Kemaksiatan yang dilakukan oleh seseorang selalu berhubungan dengan hawa nafsu. Jika nafsu tidak diarahkan pada hal-hal yang positif maka akan membuat seseorang jatuh ke lembah kemaksiatan. Karena nafsu pada hakikatnya memiliki sifat selalu menyuruh kepada keburukan. Hal ini berdasarkan firman Allah SWT,”Sesungguhnya nafsu itu selalu menyuruh kepada kejahatan, kecuali nafsu yang diberi rahmat oleh Tuhanku. Sesungguhnya Tuhanku Maha Pengampun lagi Maha Penyanyang, (Q.S. Yusuf:53).”
Manusia harus berhati-hati dengan nafsu karena sekali saja ia mengikutkan hawa nafsunya maka akan terus menerus terjerumus dalam kemaksiatan. Ia akan ketagihan melakukan kemaksiatan seperti seorang anak kecil yang tidak bisa terlepas dari penyusuannya. Al-Busyiri pernah berkata,”Nafsu ibarat anak kecil. Bila engkau biarkan terus menyusu, maka akan ketagihan menyusu sampai tumbuh dewasa. Namun bila engkau menyapihnya, maka ia akan berhenti.”
Sifat nafsu selalu bertentangan dengan perintah Allah SWT, namun sejalan dengan larangan Allah. Karena memang setiap apa yang dilarang oleh Allah pada dasarnya mengandung kenikmatan bagi nafsu itu sendiri. Tidak salah jika nabi Muhammad SAW pernah bersabda, “Surga itu selalu dikelilingi oleh hal-hal yang tidak menyenangkan bagi nafsu syahwat dan neraka itu dikelilingi oleh hal-hal yang menyenangkan bagi nafsu syahwat.”(HR. Muslim).
Jika nafsu dibiasakan dalam kemaksiatan maka akan sulit melakukan kebaikan. Sebaiknya jika nafsu diarahkan melakukan kebaikan maka akan berhenti melakukan kemaksiatan. Itulah mengapa Nabi mengumpakan orang yang melawan hawa nafsu seperti mujahid yang berada di jalan Allah sebagaimana sabdanya, “Seorang mujahid adalah orang yang berjuang menundukkan hawa nafsunya di jalan Allah SWT”, (HR. Ahmad).

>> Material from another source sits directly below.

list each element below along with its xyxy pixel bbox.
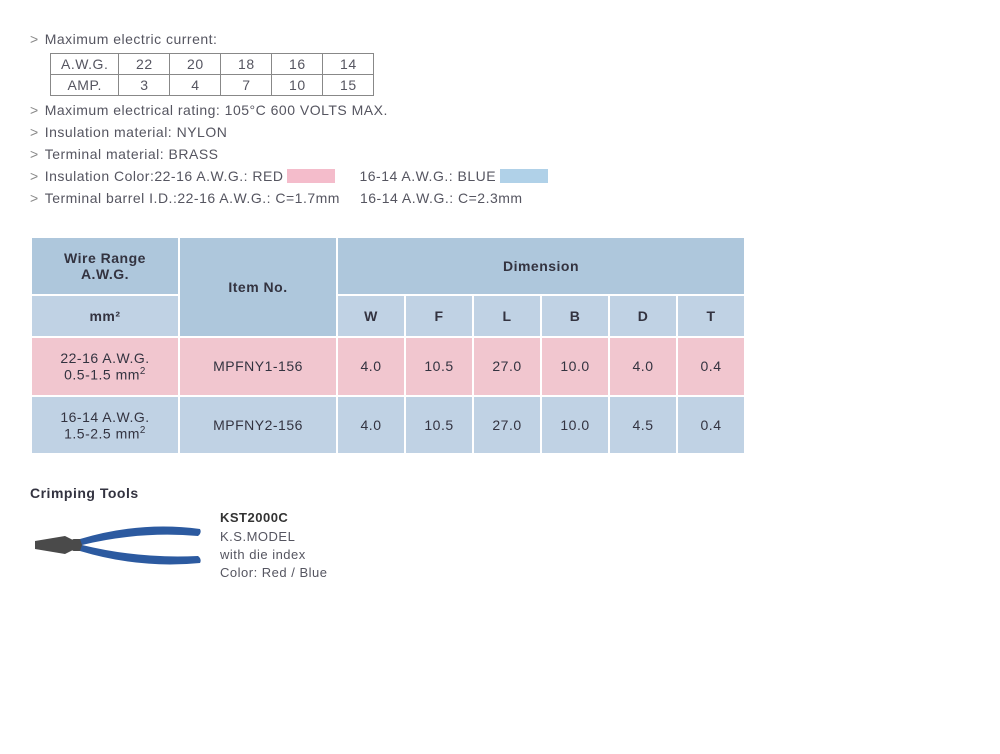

Mungkin ada yang berkata,”Ah, biarkan aku melakukan kemaksiatan sesukaku, nanti juga aku akan bertaubat.”Yah syukur alhamdulillah kalau kita masih diberi waktu 1 atau 2 bulan untuk bertaubat tetapi pertanyaannya adalah siapa yang menjamin hari ini atau esok kita masih hidup? Apakah kita yakin bisa masih punya waktu untuk bertaubat? Apakah kita harus menunggu sampai nyawa sudah berada di kerongkongan baru bertobat seperti halnya Fir’aun?
Agar nafsu maksiat dapat dikekang dengan baik, tidak ada salahnya jika kita belajar dari salah seorang sahabat Rasulullah SAW yang terkenal dermawan dan dijuluki dzunnurain (pemilik dua cahaya) yaitu Usman bin Affan ra. Cara Usman bin Affan untuk melawan hawa nafsunya sangat sederhana. Yaitu mengingat kematian dan siksa kubur. Jika berbicara tentang kematian, ia selalu menangis. Apalagi jika berada di depan kuburan. Suatu hari ia pernah ditanya oleh seorang sahabat,”Wahai Usman, kenapa engkau menangis ketika berada di depan kuburan padahal ketika kita berbicara tentang surga dan neraka engkau terlihat tidak menangis?”
Usman menjawab,”Karena aku pernah menderngar Rasulullah SAW bersabda, “Sesungguhnya liang kubur adalah awal perjalanan akhirat. Jika seseorang selamat dari siksaan kubur maka perjalanan selanjutnya akan lebih mudah. Namun jika ia tidak selamat dari siksaan kubur maka siksaan selanjutnya akan lebih kejam”. (HR. Tirmidzi).
Alam kubur akan menjadi penentu sebesar apa siksaan yang akan kita dapatkan di neraka dan sebesar apa peluang kita untuk meraih surga. Jika di dunia harta, keluarga dan kerabat bisa membantu kita, tetapi tidak di alam kubur. Satu-satunya orang yang dapat menolong kita dari siksaan kubur adalah amal kebaikan. Ingat mati, ingat alam kubur!